A manager will oversee operations, handle customer service issues, and be the go-to person for all other issues. By cross-training your team, you can reduce the number of employees on a shift without losing productivity. Even paying this person a few dollars more per hour during these situations will cost less than scheduling a manager for an entire shift.

Likewise, you can train hosts to serve food. Callouts and no-shows can impact your operating costs. Rather, you want to incentivize workers to show up and reward positive behavior.

Likewise, you can set qualifications to earn a raise. By setting attainable targets, you improve efficiency and reward employees for hard work. So how do you control restaurant labor costs? That said, here are a few basic tips and tricks for both calculating and managing restaurant labor costs.

Dividing staff into groups shows you which positions cost the most. Assign front-of-house staff such as servers, hosts, and bartenders to one group. Kitchen staff such as cooks and dishwashers are another natural group, as are management staff.

The product sales mix, quality of food and service, pricing and hours of operation will impact your food and labor cost percentages. Furthermore, state minimum wage differentials and differences in tip credit allowances toward minimum wage affect the labor cost percentage.

The extent of beverages sales — as part of the food mix — has a considerable impact on total food cost percentages.

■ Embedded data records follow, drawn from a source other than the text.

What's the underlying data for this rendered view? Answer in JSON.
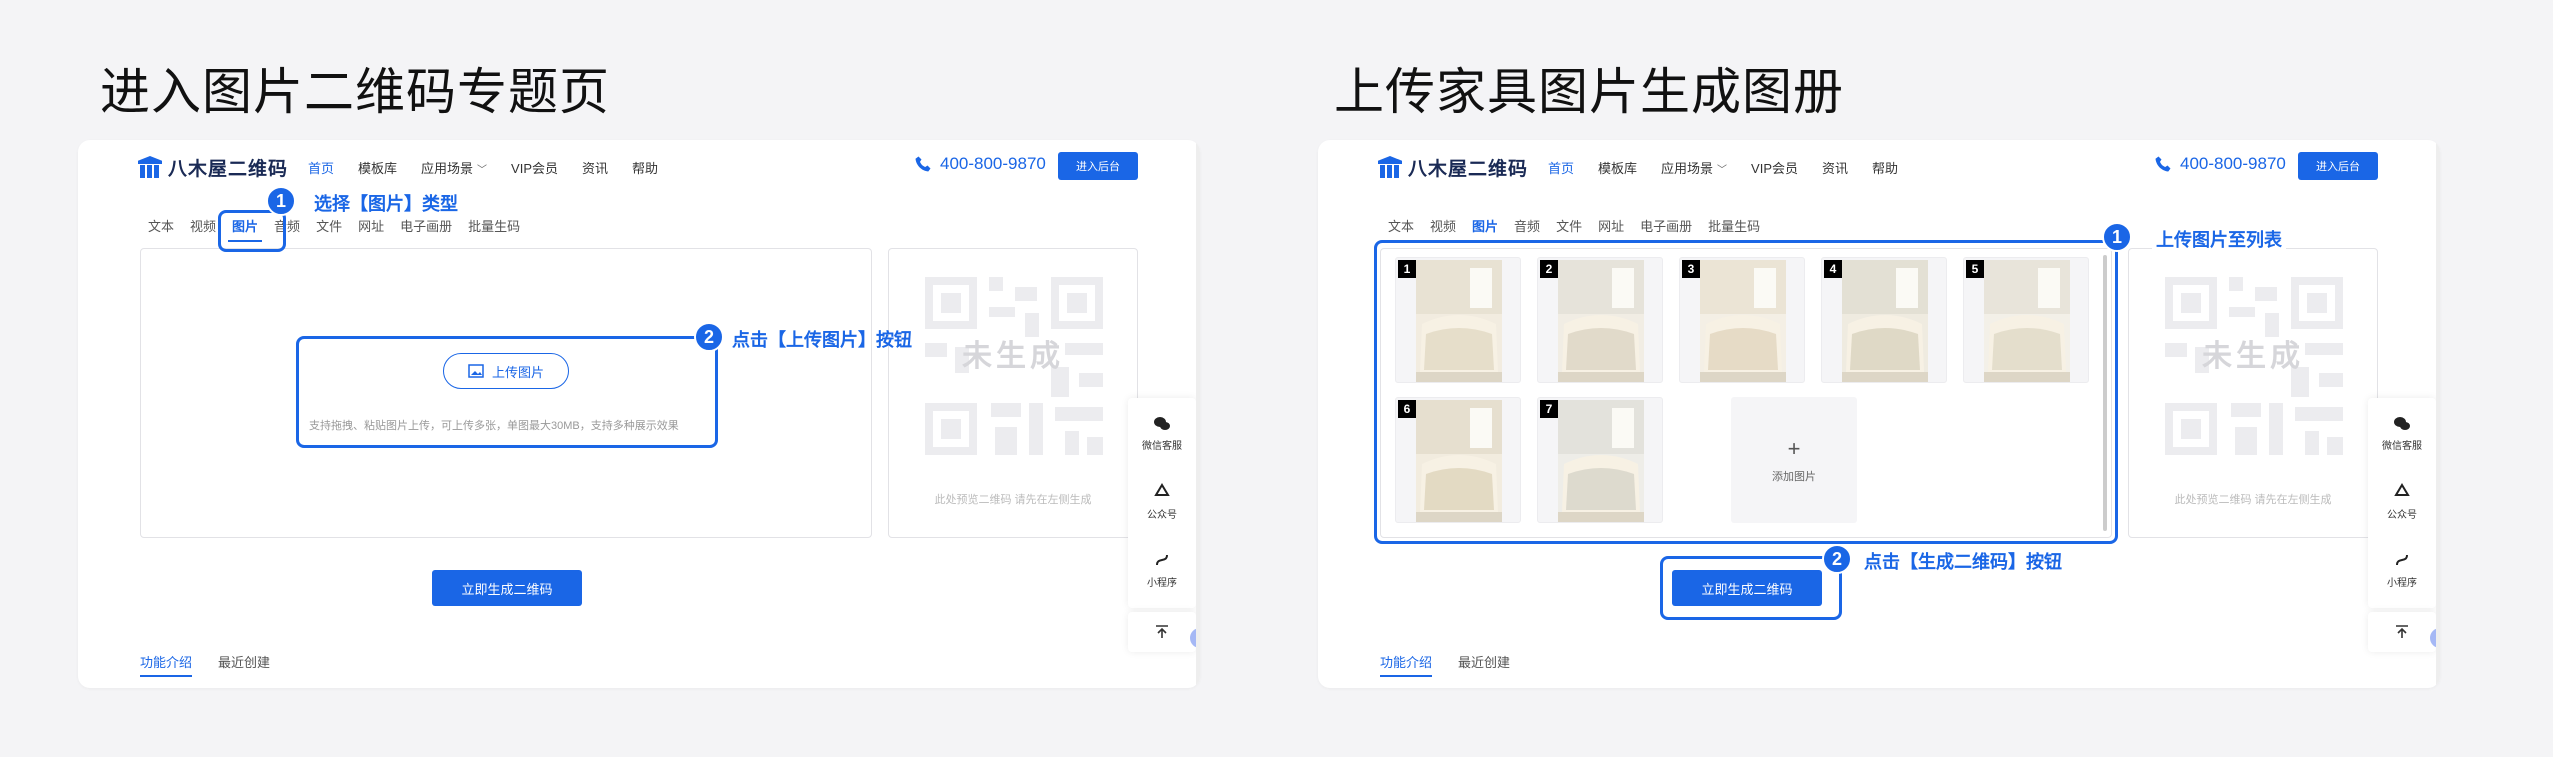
{
  "steps": [
    {
      "title": "进入图片二维码专题页",
      "callouts": [
        {
          "num": "1",
          "text": "选择【图片】类型"
        },
        {
          "num": "2",
          "text": "点击【上传图片】按钮"
        }
      ],
      "upload_button": "上传图片",
      "upload_hint": "支持拖拽、粘贴图片上传，可上传多张，单图最大30MB，支持多种展示效果"
    },
    {
      "title": "上传家具图片生成图册",
      "callouts": [
        {
          "num": "1",
          "text": "上传图片至列表"
        },
        {
          "num": "2",
          "text": "点击【生成二维码】按钮"
        }
      ],
      "thumbnails": [
        "1",
        "2",
        "3",
        "4",
        "5",
        "6",
        "7"
      ],
      "add_label": "添加图片"
    }
  ],
  "header": {
    "logo": "八木屋二维码",
    "nav": [
      "首页",
      "模板库",
      "应用场景",
      "VIP会员",
      "资讯",
      "帮助"
    ],
    "phone": "400-800-9870",
    "enter_button": "进入后台"
  },
  "type_tabs": [
    "文本",
    "视频",
    "图片",
    "音频",
    "文件",
    "网址",
    "电子画册",
    "批量生码"
  ],
  "qr_preview": {
    "label": "未生成",
    "hint": "此处预览二维码 请先在左侧生成"
  },
  "generate_button": "立即生成二维码",
  "bottom_tabs": [
    "功能介绍",
    "最近创建"
  ],
  "side_float": [
    "微信客服",
    "公众号",
    "小程序"
  ],
  "colors": {
    "accent": "#1a66e6"
  }
}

Food and labor costs are calculated as a percentage of the total volume of sales. For restaurant companies with locations in 10 states and 23 cities, keeping track of anywhere between 10 to 23 different minimum wages in each location for reporting purposes is a monumental task. However, some restaurant operations software now offers tools to stay compliant with multiple minimum wage laws.

Instead of spreadsheets or documents for each location, a minimum wage adjustment report can pull information for each employee underneath a selected job type to monitor the pay each employee should receive versus how much they earned.

This allows restaurant owners to see the amount of money needed to pay a worker if they did not reach the minimum wage required. Technology tools like a minimum wage adjustment report can help restaurant owners adapt to the pressure of increasing wages.

Facing rising labor costs without decreasing the level of quality or service in your restaurant requires finding ways to be more efficient in labor. Restaurant scheduling software tools like reusable templates, or a free employee app, can proactively help a manager create and communicate a streamlined staff schedule.

Scheduling software can help a manager cut down on errors, spot potential overtime issues, or even regulate the windows that employees can clock in or clock out. Your restaurant scheduling should also account for reporting and metrics about labor categories, day parts, and seasonality. With new sales forecasting tools, facilitated by POS system integration, you can track trends to avoid being over or understaffed.

Finally, investing in staff retention can help lower your labor costs in the long-term. Initiatives like cross-training programs and staff appreciation can make employees less likely to leave, making your labor more productive and reducing costs associated with high turnover. Understanding how to calculate your labor cost percentage is a beneficial long-term strategy to keep your restaurant healthy.